Migrate a vBulletin 4 forum to Discourse

Posting a link to this thread in case anyone else does an import from vBulletin and then can’t work out why the Rails console doesn’t work — you need to backup your data after an import and migrate it to a new server before things work properly (I don’t know why).

It might also be worth linking to this thread on the matter of vBulletin imported user background images.

4 Likes

Thanks for this info. Planning to do the migration as well
@enigmaty How big was your database? Are the attachments where on the file server or the DB? I’m at 1GB DB & 100GB+ on FS. Running vBulletin4

I am writing on a couple vbulletin imports now. One has almost five million posts and took about a week to run on a earlier test. I’ve made some improvements to the script that handle PMs, internal links, 301 redirect, and a bunch of formatting stuff.

If I ever get caught up I’ll submit a PR.

3 Likes

If we could have snapshot of correlated data till/between certain dates in order to do proper testing it would be great.

Is there a way to export only, let’s say, 5% of correlated info (DB+attachments) so it will have data integrity?

I usually add an import_after environment variable to importers that I work with to do testing. It’s easiest to work with the whole database since you don’t know what problems you might introduce mucking with the database.

Thanks for replying Jay.

I agree that mucking with the DB/vBulletin system in a synthetic way is a bad idea… I just did a bit of research and I reckon I’ve found a reasonable solution:

  1. Spin a server that can run vBulletin
  2. Create a full backup of the original vBulletin and copy to the server the we created on 1.
  3. Using vBulletin4 Control Panel, delete every post that is older/newer then X days. I reckon that way we won’t be “mucking” with it and data integrity won’t be compromised.
  4. Check the vBulletin board. Simple sanity check. Posts counters.
  5. Do the import script that is begin introduced here.
  6. Do some testing. Posts counters.

Thoughts?

Sounds like a lot of work. Not what I’d want to do, but it might be your solution.

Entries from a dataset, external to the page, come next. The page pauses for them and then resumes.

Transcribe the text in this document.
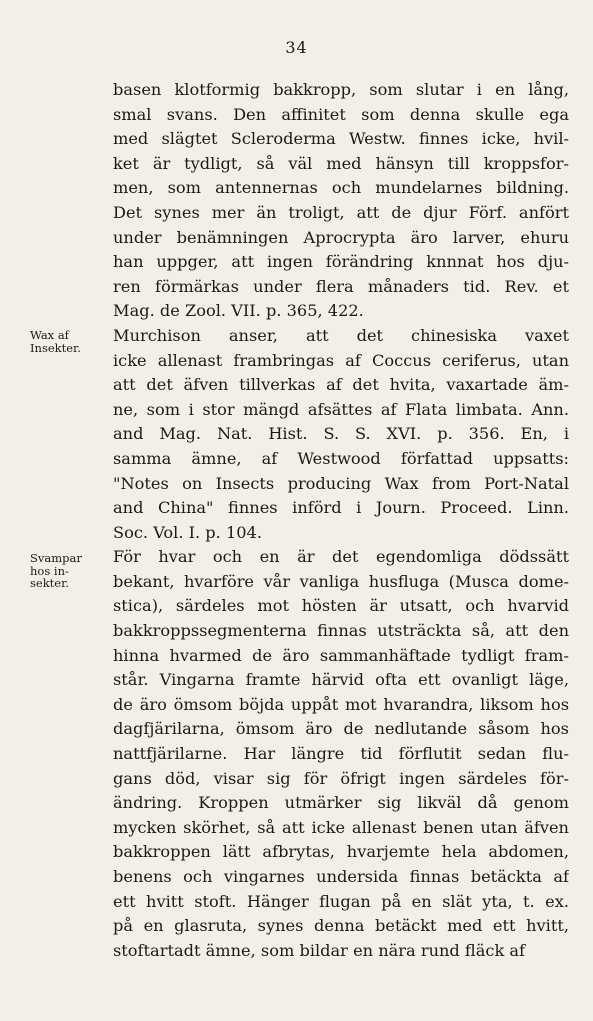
34
Wax af
Insekter.
Svampar
hos in-
sekter.
basen klotformig bakkropp, som slutar i en lång,
smal svans. Den affinitet som denna skulle ega
med slägtet Scleroderma Westw. finnes icke, hvil-
ket är tydligt, så väl med hänsyn till kroppsfor-
men, som antennernas och mundelarnes bildning.
Det synes mer än troligt, att de djur Förf. anfört
under benämningen Aprocrypta äro larver, ehuru
han uppger, att ingen förändring knnnat hos dju-
ren förmärkas under flera månaders tid. Rev. et
Mag. de Zool. VII. p. 365, 422.
Murchison anser, att det chinesiska vaxet
icke allenast frambringas af Coccus ceriferus, utan
att det äfven tillverkas af det hvita, vaxartade äm-
ne, som i stor mängd afsättes af Flata limbata. Ann.
and Mag. Nat. Hist. S. S. XVI. p. 356. En, i
samma ämne, af Westwood författad uppsatts:
"Notes on Insects producing Wax from Port-Natal
and China" finnes införd i Journ. Proceed. Linn.
Soc. Vol. I. p. 104.
För hvar och en är det egendomliga dödssätt
bekant, hvarföre vår vanliga husfluga (Musca dome-
stica), särdeles mot hösten är utsatt, och hvarvid
bakkroppssegmenterna finnas utsträckta så, att den
hinna hvarmed de äro sammanhäftade tydligt fram-
står. Vingarna framte härvid ofta ett ovanligt läge,
de äro ömsom böjda uppåt mot hvarandra, liksom hos
dagfjärilarna, ömsom äro de nedlutande såsom hos
nattfjärilarne. Har längre tid förflutit sedan flu-
gans död, visar sig för öfrigt ingen särdeles för-
ändring. Kroppen utmärker sig likväl då genom
mycken skörhet, så att icke allenast benen utan äfven
bakkroppen lätt afbrytas, hvarjemte hela abdomen,
benens och vingarnes undersida finnas betäckta af
ett hvitt stoft. Hänger flugan på en slät yta, t. ex.
på en glasruta, synes denna betäckt med ett hvitt,
stoftartadt ämne, som bildar en nära rund fläck af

I’ve noticed this importer does not take additional usergroups into consideration - this is something that we cannot ignore for our import, but despite my limited experience with Ruby, have actually managed to rig the vBulletin import script so that it will import all of a member’s usergroups and not just their primary group. I also added a check to automatically assign admins and moderators who were in the correct groups.

I am experiencing an unrelated problem, however. We have about 100k members to import and it seems to fail when it comes across a problematic user:

Error on record: {:name=>"Moderators", :username=>"Moderators", :email=>"moderators@mydomain.com", :title=>"Moderating Team", :primary_group_id=>45, :admin=>false, :moderator=>false, :created_at=>Wed, 24 Aug 2011 10:34:00 UTC +00:00, :last_seen_at=>Thu, 01 Jan 1970 01:00:00 UTC +00:00, :ip_address=>nil, :trust_level=>1, :active=>true, :import_mode=>true, last_emailed_at=>2018-04-25 20:16:12 +0000}

[snip]

Validation failed: Username must be unique (ActiveRecord::RecordInvalid)

This is interesting, because I couldn’t see a system user or other user with this name already in the Discourse database. Unless the name “Moderators” is a reserved/blacklisted named, that is. Then this could be the problem.

Regardless, renaming the user to something else fixed it.

What I have done is add a check that appends the group ID to the name if it already exists. Renaming your moderators group would also work. Another solution is to ignore the group and make members of that group be discourse moderators (that’s probably the best solution).

1 Like

This is similar to what I have also done.

Inside the create_users loop, I have added a line to combine all the user’s Group IDs:

group_ids = [ user["usergroupid"], *user["membergroupids"].split(',').map(&:to_i) ]

…and then inside the user object itself, I have added:

moderator: group_ids.include?(GROUP_VB_MOD),

GROUP_VB_MOD is a constant that represents the vBulletin moderator group - #7 by default.

Then inside the post_create_action, I have added:

# Add user to the necessary groups
GroupUser.transaction do
  group_ids.each do |gid|
    (group_id = group_id_from_imported_group_id(gid)) &&
      GroupUser.find_or_create_by(user: u, group_id: group_id)
  end
end

It seems to do the job alright. We’ve got a lot of groups carried over from about 10 years of stuff, and some of these groups still serve a purpose.

3 Likes

This has mostly been working great, for me. I’m doing a proof of concept to migrate a large vBulletin 4 install in my development environment (approximately 3mm posts).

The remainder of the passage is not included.